History professor Laura Hein and Organization of Women Faculty (OWF) co-chairs Karen Alter and Leslie Harris will be honored with this year’s Provost Awards for Exemplary Service.
Given annually by Northwestern’s Office of the Provost, the award recognizes full-time faculty members who provide outstanding service to the University or significant contributions to their individual units and are exemplars of good academic citizenship.
Honorees receive a $5,000 award and will be recognized during a reception in the spring.
Laura Hein pushes for global studies
Laura Hein is the Harold H. and Virginia Anderson Professor of History at Weinberg College of Arts and Sciences.
She is being recognized for her long record of extraordinary service to the department, the school and the University, using her scholarship to create an intellectual vision and strategically push for global studies at the University.
A nominee said of Hein: “Laura worked tirelessly to make Asia — and the non-Western world beyond Asia — a presence on our campus,” and in so doing, has transformed the University.
Hein has consistently advocated for non-Western history in her department and for a more global perspective in the College and University. She chaired committees such as the Globalization Committee for one NU strategic plan and led the effort that established the Department of Asian Languages and Cultures. More recently, Hein demonstrated her visionary thinking as chair of the dean of libraries search by pushing the committee to think in new ways about the libraries’ role in information systems.
Karen Alter and Leslie Harris advocate for women faculty
Karen Alter, the Norman Dwight Harris Professor of International Relations and professor of political science, and Leslie Harris, professor of history, are faculty members at Weinberg College of Arts and Sciences and co-chairs of the Organization of Women Faculty (OWF).
They are being recognized for providing an effective voice for women faculty during the 2020-2021 academic year, a time of unprecedented disruption and difficulty.

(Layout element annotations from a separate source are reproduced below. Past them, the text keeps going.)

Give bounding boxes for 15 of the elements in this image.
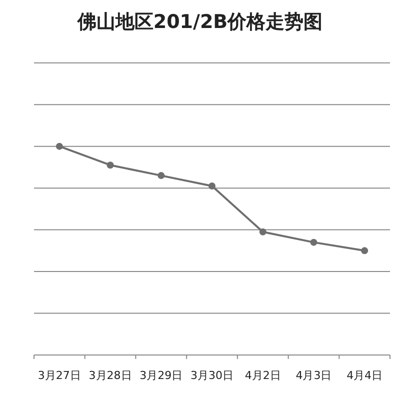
point [158, 172, 165, 180]
x-tick-label: 4月4日 [346, 369, 383, 382]
x-tick-label: 4月3日 [296, 369, 332, 382]
point [56, 142, 63, 150]
x-tick-label: 3月29日 [140, 369, 183, 382]
point [208, 182, 216, 190]
x-tick-label: 3月28日 [88, 369, 132, 382]
x-tick-label: 3月30日 [190, 369, 234, 382]
x-tick-label: 4月2日 [244, 369, 281, 382]
point [310, 238, 318, 246]
point [106, 162, 114, 169]
point [259, 228, 266, 236]
x-tick-label: 3月27日 [38, 369, 81, 382]
chart-title: 佛山地区201/2B价格走势图 [76, 11, 323, 33]
point [361, 247, 368, 254]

Alter and Harris implemented OWF’s survey of women faculty and gathered data on the pandemic’s impact — especially on caregivers and faculty of color. They advocated on behalf of women faculty, with attention to both short-term and long-term impacts and the need to center equity.
The survey provided the basis for OWF’s report on issues that Northwestern could address. Provost Kathleen Hagerty later created a working group to recommend policies, programs and grants to mitigate the impact of the COVID-19 pandemic on faculty.
Past OWF co-chair Dana Hill, formerly clinical professor of law at Pritzker School of Law, also will be recognized. OWF represents tenure-track and non-tenure-eligible women faculty in all schools except Feinberg, which has its own organization.